Last week, the Bank of Japan predictably kept its short-term interest rate at 0.0 – 0.1%. The latest estimates suggest that inflation will remain around 2% for the next three years.
Although the BOJ hinted at possible rate hikes in the future, it refrained from specifying the monthly government bond purchases to which it had committed.
Still, the Japanese currency plunged to its lowest level in 34 years on Monday, briefly touching 160 against the dollar.
The yen lost more than 15% of its value against the dollar last year. This year alone, the yen has become one of the worst-performing major currencies, depreciating by more than 9% against the dollar.
It should be noted that the main driver of this devaluation of the Japanese currency lies in the stark contrast between the Bank of Japan’s ultra-loose monetary policy and the Federal Reserve’s hawkish stance.
What lies ahead?
The Japanese currency rose sharply once it crossed the psychological threshold of 160 yen to the dollar. Speculation suggests that the regulator intervened in the market. However, as usual, the Japanese Ministry of Finance remained silent on the matter.
To reverse this trend, substantial measures may be required. This could involve spending more than $60 billion, the amount allocated by the regulator for monetary interventions in September and October 2022.
As for the likelihood of further monetary tightening, especially a 200 basis point rate hike, the Bank of Japan may be constrained by its high debt levels. Such a move could lead not only to the bankruptcy of companies but also of the government.

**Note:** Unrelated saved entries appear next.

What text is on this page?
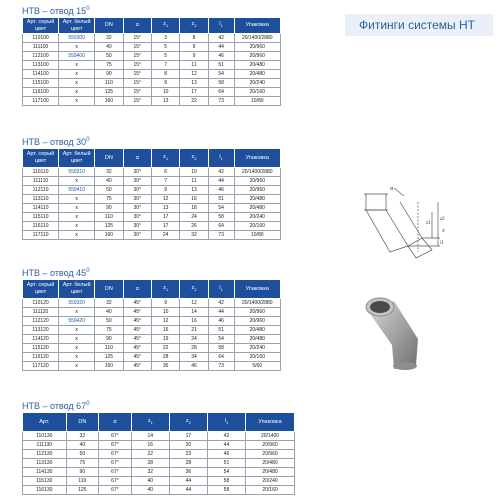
Фитинги системы HT
HTB – отвод $15^0$
Арт. серый цвет	Арт. белый цвет	DN	α	$z_1$	$z_2$	$l_1$	Упаковка
110100	559300	32	15°	3	8	42	20/1400/2880
111100	x	40	15°	5	9	44	20/960
112100	559400	50	15°	5	9	46	20/960
113100	x	75	15°	7	11	51	20/480
114100	x	90	15°	8	12	54	20/480
115100	x	110	15°	9	13	58	20/240
116100	x	125	15°	10	17	64	20/160
117100	x	160	15°	13	22	73	10/80
HTB – отвод $30^0$
Арт. серый цвет	Арт. белый цвет	DN	α	$z_1$	$z_2$	$l_1$	Упаковка
110110	559310	32	30°	6	10	42	20/1400/2880
111110	x	40	30°	7	11	44	20/960
112110	559410	50	30°	9	13	46	20/960
113110	x	75	30°	12	16	51	20/480
114110	x	90	30°	13	18	54	20/480
115110	x	110	30°	17	24	58	20/240
116110	x	125	30°	17	26	64	20/160
117110	x	160	30°	24	32	73	10/80
HTB – отвод $45^0$
Арт. серый цвет	Арт. белый цвет	DN	α	$z_1$	$z_2$	$l_1$	Упаковка
110120	559320	32	45°	9	12	42	20/1400/2880
111120	x	40	45°	10	14	44	20/960
112120	559420	50	45°	12	16	46	20/960
113120	x	75	45°	16	21	51	20/480
114120	x	90	45°	19	24	54	20/480
115120	x	110	45°	22	28	58	20/240
116120	x	125	45°	28	34	64	20/160
117120	x	160	45°	36	46	73	5/60
HTB – отвод $67^0$
Арт.	DN	α	$z_1$	$z_2$	$l_1$	Упаковка
110130	32	67°	14	17	42	20/1400
111130	40	67°	16	20	44	20/960
112130	50	67°	22	23	46	20/960
113130	75	67°	28	28	51	20/480
114130	90	67°	32	36	54	20/480
115130	110	67°	40	44	58	20/240
116130	125	67°	40	44	58	20/160
α
z1
z2
l1
d
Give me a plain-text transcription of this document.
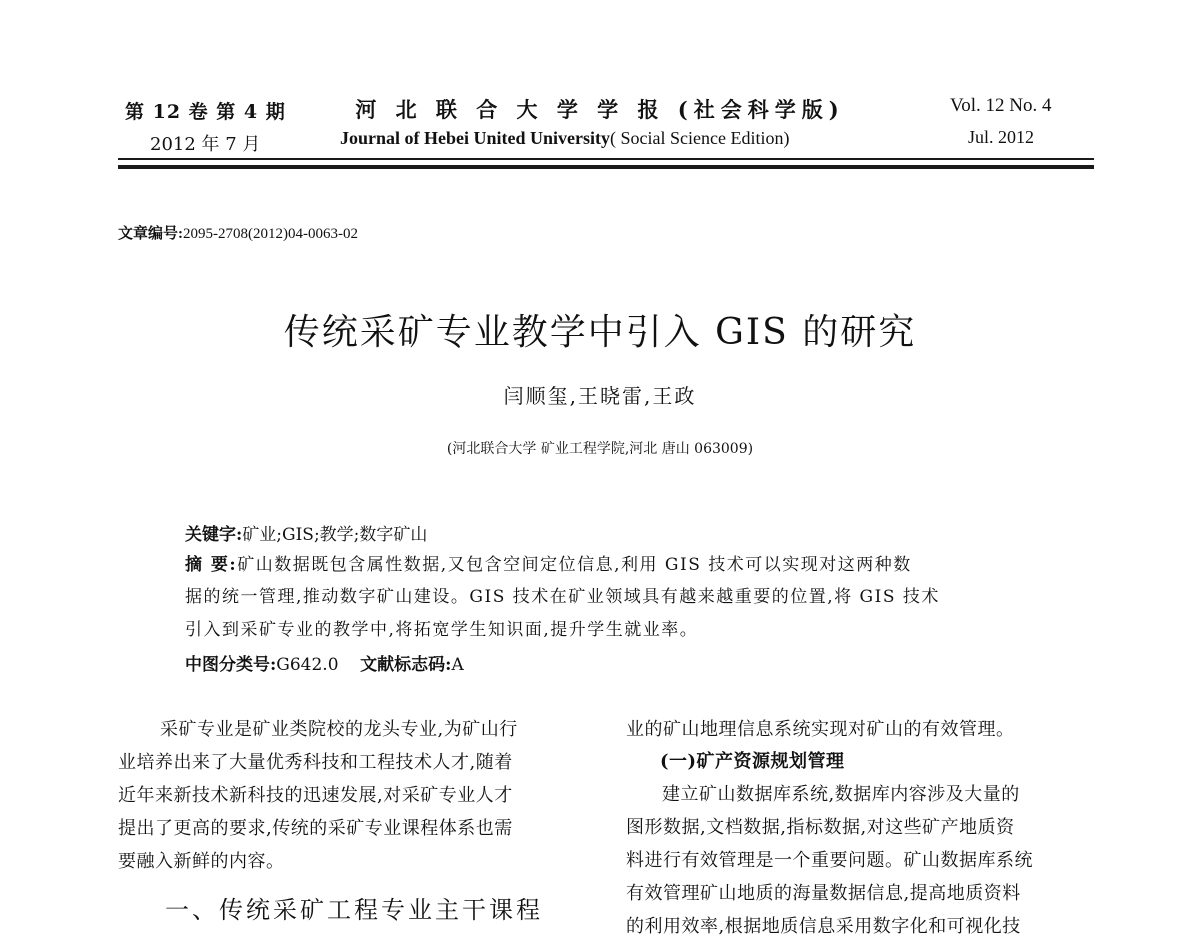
第 12 卷 第 4 期
2012 年 7 月
河 北 联 合 大 学 学 报 (社会科学版)
Journal of Hebei United University( Social Science Edition)
Vol. 12 No. 4
Jul. 2012
文章编号:2095-2708(2012)04-0063-02
传统采矿专业教学中引入 GIS 的研究
闫顺玺,王晓雷,王政
(河北联合大学 矿业工程学院,河北 唐山 063009)
关键字:矿业;GIS;教学;数字矿山
摘 要:矿山数据既包含属性数据,又包含空间定位信息,利用 GIS 技术可以实现对这两种数
据的统一管理,推动数字矿山建设。GIS 技术在矿业领域具有越来越重要的位置,将 GIS 技术
引入到采矿专业的教学中,将拓宽学生知识面,提升学生就业率。
中图分类号:G642.0 文献标志码:A
采矿专业是矿业类院校的龙头专业,为矿山行
业培养出来了大量优秀科技和工程技术人才,随着
近年来新技术新科技的迅速发展,对采矿专业人才
提出了更高的要求,传统的采矿专业课程体系也需
要融入新鲜的内容。
一、传统采矿工程专业主干课程
业的矿山地理信息系统实现对矿山的有效管理。
(一)矿产资源规划管理
建立矿山数据库系统,数据库内容涉及大量的
图形数据,文档数据,指标数据,对这些矿产地质资
料进行有效管理是一个重要问题。矿山数据库系统
有效管理矿山地质的海量数据信息,提高地质资料
的利用效率,根据地质信息采用数字化和可视化技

And if the fall in the yen persists?
On the one hand, this puts pressure on domestic consumption in Japan, eroding purchasing power. On the other hand, it could boost exports and overseas profits of Japanese companies and banks operating globally.
As for clues as to where the USDJPY pair could go next, it is crucial to follow macroeconomic updates along with technical analysis, including support and resistance levels. At the very least, it will help guide market sentiment.